Knife crime vigilante raises laughter after walking out live on Good Morning Britain
"He’s got work to do"
Faron Alex Paul is one of the most vocal activists standing up to knife crime in London but his recent appearance on Good Morning Britain ended in a very curious manner.
Self-titled "dad by day, vigilante by night", Paul chatted to Piers Morgan and Susannah Reid about his work, discussing how his voucher scheme aims to create an effective knife amnesty amid a series of stabbing incidents across the country.
"Our children aren't little blacksmiths, sitting down making knives in sheds, so they're clearly getting them from somewhere," he said on Monday morning. "If you're getting them from somewhere, you're using money to get them.

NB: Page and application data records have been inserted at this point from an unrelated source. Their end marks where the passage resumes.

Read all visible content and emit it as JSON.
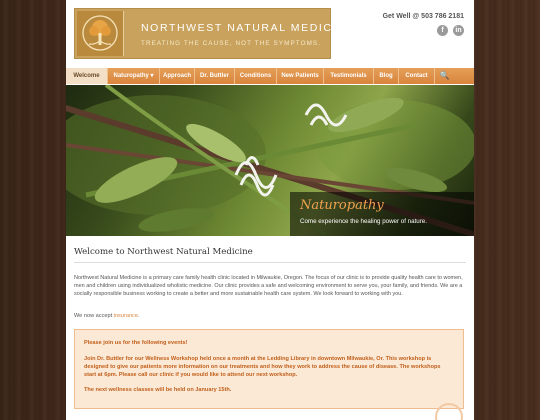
{
  "header": {
    "logo_title": "NORTHWEST NATURAL MEDICINE",
    "logo_tagline": "TREATING THE CAUSE, NOT THE SYMPTOMS.",
    "contact": "Get Well @ 503 786 2181",
    "social": [
      {
        "icon": "facebook-icon",
        "glyph": "f"
      },
      {
        "icon": "linkedin-icon",
        "glyph": "in"
      }
    ]
  },
  "nav": {
    "items": [
      {
        "label": "Welcome",
        "active": true
      },
      {
        "label": "Naturopathy ▾"
      },
      {
        "label": "Approach"
      },
      {
        "label": "Dr. Buttler"
      },
      {
        "label": "Conditions"
      },
      {
        "label": "New Patients"
      },
      {
        "label": "Testimonials"
      },
      {
        "label": "Blog"
      },
      {
        "label": "Contact"
      }
    ],
    "search_icon": "🔍"
  },
  "hero": {
    "caption_title": "Naturopathy",
    "caption_subtitle": "Come experience the healing power of nature."
  },
  "content": {
    "heading": "Welcome to Northwest Natural Medicine",
    "paragraph": "Northwest Natural Medicine is a primary care family health clinic located in Milwaukie, Oregon. The focus of our clinic is to provide quality health care to women, men and children using individualized wholistic medicine. Our clinic provides a safe and welcoming environment to serve you, your family, and friends. We are a socially responsible business working to create a better and more sustainable health care system. We look forward to working with you.",
    "accept_prefix": "We now accept ",
    "accept_link": "insurance",
    "accept_suffix": "."
  },
  "notice": {
    "line1": "Please join us for the following events!",
    "line2": "Join Dr. Buttler for our Wellness Workshop held once a month at the Ledding Library in downtown Milwaukie, Or. This workshop is designed to give our patients more information on our treatments and how they work to address the cause of disease. The workshops start at 6pm. Please call our clinic if you would like to attend our next workshop.",
    "line3": "The next wellness classes will be held on January 15th."
  },
  "colors": {
    "accent": "#d9843c",
    "logo_gold": "#c9a35d",
    "notice_bg": "#fbe9d6",
    "notice_text": "#c05f1a"
  }
}
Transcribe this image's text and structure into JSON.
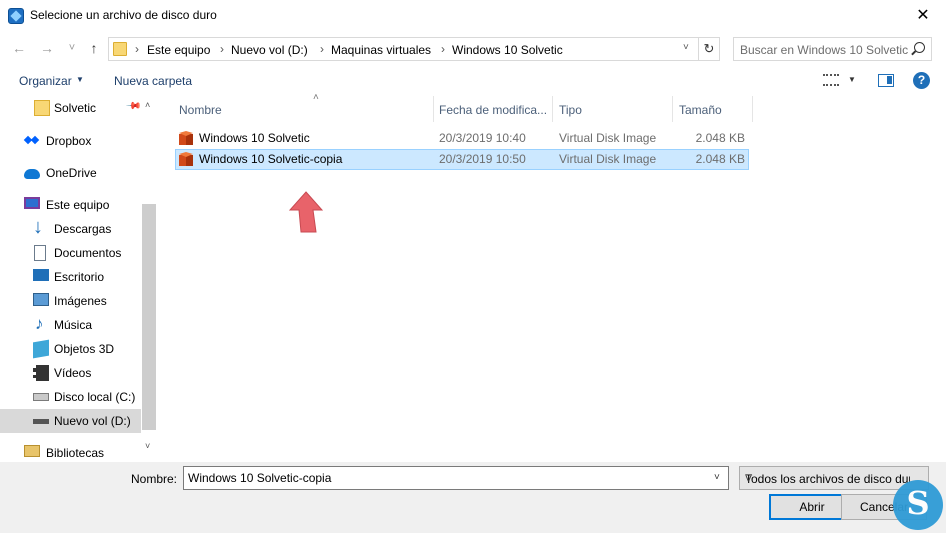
{
  "window": {
    "title": "Selecione un archivo de disco duro",
    "close_glyph": "✕"
  },
  "nav": {
    "back": "←",
    "forward": "→",
    "history": "˅",
    "up": "↑",
    "breadcrumbs": [
      "Este equipo",
      "Nuevo vol (D:)",
      "Maquinas virtuales",
      "Windows 10 Solvetic"
    ],
    "separator": "›",
    "refresh": "↻",
    "search_placeholder": "Buscar en Windows 10 Solvetic"
  },
  "toolbar": {
    "organize": "Organizar",
    "new_folder": "Nueva carpeta",
    "caret": "▼",
    "help": "?"
  },
  "sidebar": {
    "items": [
      {
        "label": "Solvetic",
        "icon": "folder-icon"
      },
      {
        "label": "Dropbox",
        "icon": "dropbox-icon"
      },
      {
        "label": "OneDrive",
        "icon": "onedrive-icon"
      },
      {
        "label": "Este equipo",
        "icon": "computer-icon"
      },
      {
        "label": "Descargas",
        "icon": "downloads-icon"
      },
      {
        "label": "Documentos",
        "icon": "documents-icon"
      },
      {
        "label": "Escritorio",
        "icon": "desktop-icon"
      },
      {
        "label": "Imágenes",
        "icon": "pictures-icon"
      },
      {
        "label": "Música",
        "icon": "music-icon"
      },
      {
        "label": "Objetos 3D",
        "icon": "3d-objects-icon"
      },
      {
        "label": "Vídeos",
        "icon": "videos-icon"
      },
      {
        "label": "Disco local (C:)",
        "icon": "local-disk-icon"
      },
      {
        "label": "Nuevo vol (D:)",
        "icon": "drive-icon"
      },
      {
        "label": "Bibliotecas",
        "icon": "libraries-icon"
      }
    ],
    "selected": "Nuevo vol (D:)"
  },
  "columns": [
    "Nombre",
    "Fecha de modifica...",
    "Tipo",
    "Tamaño"
  ],
  "files": [
    {
      "name": "Windows 10 Solvetic",
      "date": "20/3/2019 10:40",
      "type": "Virtual Disk Image",
      "size": "2.048 KB"
    },
    {
      "name": "Windows 10 Solvetic-copia",
      "date": "20/3/2019 10:50",
      "type": "Virtual Disk Image",
      "size": "2.048 KB"
    }
  ],
  "selected_file": "Windows 10 Solvetic-copia",
  "footer": {
    "name_label": "Nombre:",
    "name_value": "Windows 10 Solvetic-copia",
    "filter": "Todos los archivos de disco duro",
    "open": "Abrir",
    "cancel": "Cancelar"
  },
  "colors": {
    "selection": "#cce8ff",
    "selection_border": "#99d1ff",
    "accent": "#0078d7",
    "arrow": "#e8636a"
  }
}
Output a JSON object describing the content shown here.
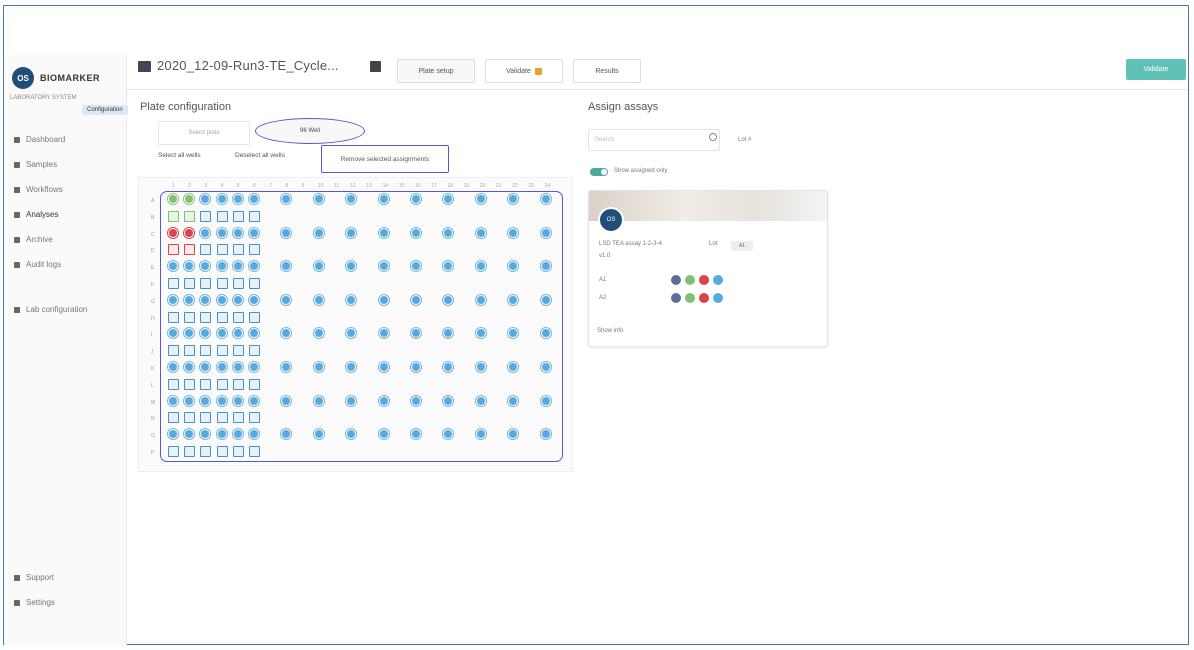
{
  "app": {
    "logo_text": "BIOMARKER",
    "logo_mark": "OS",
    "org_text": "LABORATORY SYSTEM",
    "org_badge": "Configuration"
  },
  "sidebar": {
    "items": [
      {
        "label": "Dashboard",
        "icon": "dashboard-icon"
      },
      {
        "label": "Samples",
        "icon": "samples-icon"
      },
      {
        "label": "Workflows",
        "icon": "workflows-icon"
      },
      {
        "label": "Analyses",
        "icon": "analyses-icon"
      },
      {
        "label": "Archive",
        "icon": "archive-icon"
      },
      {
        "label": "Audit logs",
        "icon": "audit-icon"
      },
      {
        "label": "Lab configuration",
        "icon": "lab-config-icon"
      }
    ],
    "bottom": [
      {
        "label": "Support",
        "icon": "support-icon"
      },
      {
        "label": "Settings",
        "icon": "settings-icon"
      }
    ]
  },
  "header": {
    "title": "2020_12-09-Run3-TE_Cycle...",
    "tabs": [
      {
        "label": "Plate setup"
      },
      {
        "label": "Validate"
      },
      {
        "label": "Results"
      }
    ],
    "action_label": "Validate"
  },
  "plate_config": {
    "heading": "Plate configuration",
    "select_placeholder": "Select plate",
    "selected_value": "96 Well",
    "actions": [
      "Select all wells",
      "Deselect all wells",
      "Remove selected assignments"
    ]
  },
  "plate": {
    "columns": [
      "1",
      "2",
      "3",
      "4",
      "5",
      "6",
      "7",
      "8",
      "9",
      "10",
      "11",
      "12",
      "13",
      "14",
      "15",
      "16",
      "17",
      "18",
      "19",
      "20",
      "21",
      "22",
      "23",
      "24"
    ],
    "rows": [
      "A",
      "B",
      "C",
      "D",
      "E",
      "F",
      "G",
      "H",
      "I",
      "J",
      "K",
      "L",
      "M",
      "N",
      "O",
      "P"
    ]
  },
  "assign": {
    "heading": "Assign assays",
    "search_placeholder": "Search",
    "search_extra": "Lot #",
    "toggle_label": "Show assigned only",
    "card": {
      "title_line": "LSD TEA assay 1-2-3-4",
      "title_tag": "Lot",
      "sub": "v1.0",
      "rows": [
        {
          "label": "A1",
          "dots": [
            "#5a6f9a",
            "#80c070",
            "#d8434e",
            "#5aa9de"
          ]
        },
        {
          "label": "A2",
          "dots": [
            "#5a6f9a",
            "#80c070",
            "#d8434e",
            "#5aa9de"
          ]
        }
      ],
      "footer": "Show info"
    }
  },
  "colors": {
    "accent": "#5fc1b7",
    "well_blue": "#5aa9de",
    "well_green": "#80c070",
    "well_red": "#d8434e",
    "annotation": "#4f5bd0"
  }
}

"So I'm thinking, why are they going to give me their knives for free, but if I give them money, I open myself up to criticism. So I said, okay, vouchers."

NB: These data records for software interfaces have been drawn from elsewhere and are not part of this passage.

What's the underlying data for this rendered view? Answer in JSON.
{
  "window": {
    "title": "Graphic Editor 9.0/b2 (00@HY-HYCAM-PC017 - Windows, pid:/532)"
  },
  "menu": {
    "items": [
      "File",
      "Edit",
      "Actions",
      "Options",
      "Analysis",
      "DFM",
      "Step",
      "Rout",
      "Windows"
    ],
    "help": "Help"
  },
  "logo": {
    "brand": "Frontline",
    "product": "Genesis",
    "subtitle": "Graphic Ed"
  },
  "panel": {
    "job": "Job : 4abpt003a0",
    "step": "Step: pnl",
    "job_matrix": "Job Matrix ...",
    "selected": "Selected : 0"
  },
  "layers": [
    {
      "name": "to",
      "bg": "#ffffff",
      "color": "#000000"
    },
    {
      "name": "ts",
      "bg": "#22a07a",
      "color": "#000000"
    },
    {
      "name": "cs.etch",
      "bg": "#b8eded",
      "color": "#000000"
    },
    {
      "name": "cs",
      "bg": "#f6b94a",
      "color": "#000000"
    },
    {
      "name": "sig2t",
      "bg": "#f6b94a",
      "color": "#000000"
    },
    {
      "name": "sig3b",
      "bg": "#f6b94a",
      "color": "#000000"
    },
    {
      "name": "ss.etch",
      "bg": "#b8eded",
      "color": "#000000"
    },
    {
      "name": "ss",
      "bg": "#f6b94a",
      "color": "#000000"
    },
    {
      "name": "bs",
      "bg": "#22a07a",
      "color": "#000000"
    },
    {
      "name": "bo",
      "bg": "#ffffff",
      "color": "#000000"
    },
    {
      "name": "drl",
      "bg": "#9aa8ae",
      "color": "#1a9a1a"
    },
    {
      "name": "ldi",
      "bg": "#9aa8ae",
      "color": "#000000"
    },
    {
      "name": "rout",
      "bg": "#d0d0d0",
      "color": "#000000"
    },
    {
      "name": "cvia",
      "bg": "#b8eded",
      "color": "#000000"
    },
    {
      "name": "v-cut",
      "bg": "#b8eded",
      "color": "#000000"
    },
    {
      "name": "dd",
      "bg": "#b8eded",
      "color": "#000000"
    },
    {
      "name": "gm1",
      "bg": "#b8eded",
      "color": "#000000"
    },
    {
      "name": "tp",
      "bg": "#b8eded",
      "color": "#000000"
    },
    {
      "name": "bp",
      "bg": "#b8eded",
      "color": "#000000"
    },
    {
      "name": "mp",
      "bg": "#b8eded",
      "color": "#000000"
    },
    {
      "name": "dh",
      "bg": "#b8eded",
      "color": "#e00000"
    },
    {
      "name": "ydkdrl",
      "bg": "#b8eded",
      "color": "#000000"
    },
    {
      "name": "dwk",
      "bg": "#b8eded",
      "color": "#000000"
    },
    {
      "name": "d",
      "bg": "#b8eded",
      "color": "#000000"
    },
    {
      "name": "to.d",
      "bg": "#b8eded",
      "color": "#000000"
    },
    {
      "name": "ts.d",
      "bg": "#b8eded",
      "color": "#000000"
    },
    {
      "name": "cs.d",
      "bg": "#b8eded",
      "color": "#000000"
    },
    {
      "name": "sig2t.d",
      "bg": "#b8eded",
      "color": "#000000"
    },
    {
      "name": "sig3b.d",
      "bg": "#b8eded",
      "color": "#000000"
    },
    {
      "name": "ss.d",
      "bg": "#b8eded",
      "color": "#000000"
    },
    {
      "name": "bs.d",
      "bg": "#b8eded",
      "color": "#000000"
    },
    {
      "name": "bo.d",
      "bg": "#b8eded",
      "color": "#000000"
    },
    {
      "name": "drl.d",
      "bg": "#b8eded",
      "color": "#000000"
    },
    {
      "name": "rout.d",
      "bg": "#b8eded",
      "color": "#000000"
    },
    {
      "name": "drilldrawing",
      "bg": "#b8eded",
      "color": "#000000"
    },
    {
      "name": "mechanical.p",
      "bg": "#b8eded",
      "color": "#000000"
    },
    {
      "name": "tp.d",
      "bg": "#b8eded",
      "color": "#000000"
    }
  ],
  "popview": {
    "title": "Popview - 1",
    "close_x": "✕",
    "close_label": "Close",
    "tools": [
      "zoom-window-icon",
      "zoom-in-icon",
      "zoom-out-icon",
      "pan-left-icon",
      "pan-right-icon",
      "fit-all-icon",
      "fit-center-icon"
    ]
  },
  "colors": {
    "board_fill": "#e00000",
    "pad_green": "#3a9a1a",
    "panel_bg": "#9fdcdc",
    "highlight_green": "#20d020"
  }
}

Once the interview ends, Paul simply gets up and walks out of the studio, chuckling and raising his right fist in the air as the hosts are left to explain his exit.
Possibly one of the greatest interview exits ever... pic.twitter.com/hHWb1vFST1
— Good Morning Britain (@GMB) March 11, 2019
"He's off, he's got work to do," said Reid. Morgan even described him as: "My kind of guest.
"Job done. Boom. Gone."
Paul has attracted media attention for his scheme of offering shop vouchers in exchanges for knives. He is a father of two from South London and claims to have been stabbed nine times in knife attacks.

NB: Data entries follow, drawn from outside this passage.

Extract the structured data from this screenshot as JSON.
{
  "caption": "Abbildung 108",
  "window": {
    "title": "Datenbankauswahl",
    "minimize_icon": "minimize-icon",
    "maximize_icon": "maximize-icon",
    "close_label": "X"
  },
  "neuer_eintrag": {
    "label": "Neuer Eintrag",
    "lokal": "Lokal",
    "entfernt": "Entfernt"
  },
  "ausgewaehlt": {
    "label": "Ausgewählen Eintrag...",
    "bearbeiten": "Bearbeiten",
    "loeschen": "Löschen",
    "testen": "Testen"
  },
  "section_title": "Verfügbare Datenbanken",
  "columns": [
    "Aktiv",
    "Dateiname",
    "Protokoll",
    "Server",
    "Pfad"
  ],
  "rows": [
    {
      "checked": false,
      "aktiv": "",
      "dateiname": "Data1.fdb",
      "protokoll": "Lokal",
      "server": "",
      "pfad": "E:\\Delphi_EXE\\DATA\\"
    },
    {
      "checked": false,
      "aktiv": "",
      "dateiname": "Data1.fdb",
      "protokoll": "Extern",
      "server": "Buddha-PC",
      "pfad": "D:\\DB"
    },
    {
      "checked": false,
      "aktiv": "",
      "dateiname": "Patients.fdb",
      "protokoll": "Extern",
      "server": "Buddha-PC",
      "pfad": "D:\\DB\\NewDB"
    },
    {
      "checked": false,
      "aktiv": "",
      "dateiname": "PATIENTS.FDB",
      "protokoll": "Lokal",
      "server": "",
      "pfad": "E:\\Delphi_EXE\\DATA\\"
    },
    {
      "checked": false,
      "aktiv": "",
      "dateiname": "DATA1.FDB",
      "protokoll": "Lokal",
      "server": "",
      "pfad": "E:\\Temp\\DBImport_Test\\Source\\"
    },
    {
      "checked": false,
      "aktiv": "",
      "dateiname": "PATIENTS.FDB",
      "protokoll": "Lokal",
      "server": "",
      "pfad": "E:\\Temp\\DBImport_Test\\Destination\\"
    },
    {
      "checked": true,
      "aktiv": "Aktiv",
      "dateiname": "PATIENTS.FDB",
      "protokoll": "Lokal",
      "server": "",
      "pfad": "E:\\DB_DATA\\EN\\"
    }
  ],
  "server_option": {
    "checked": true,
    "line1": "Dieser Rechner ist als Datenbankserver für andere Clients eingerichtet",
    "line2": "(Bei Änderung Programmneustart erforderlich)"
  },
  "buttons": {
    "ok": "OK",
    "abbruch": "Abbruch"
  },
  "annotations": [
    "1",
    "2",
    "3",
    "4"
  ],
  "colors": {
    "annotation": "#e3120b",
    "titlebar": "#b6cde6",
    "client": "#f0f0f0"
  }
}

The idea comes from his belief that youngsters carrying weapons don't trust going to the police when they have decided to dispose of them. Via Instagram, Paul contacts them and meets them personally to carry out the amnesty, while wearing a stabproof vest, before handing it in to police.
"Everybody wants to know why I do this," he recently told Sky News. "I do it because I have kids and I want them to live long and happy lives.
"Every time I take a knife off the street I am probably saving a life and stopping someone from going to jail. To me that is worth the risk. I'm trying to help build a better future for the next generation and a situation where local communities don't need to live in fear."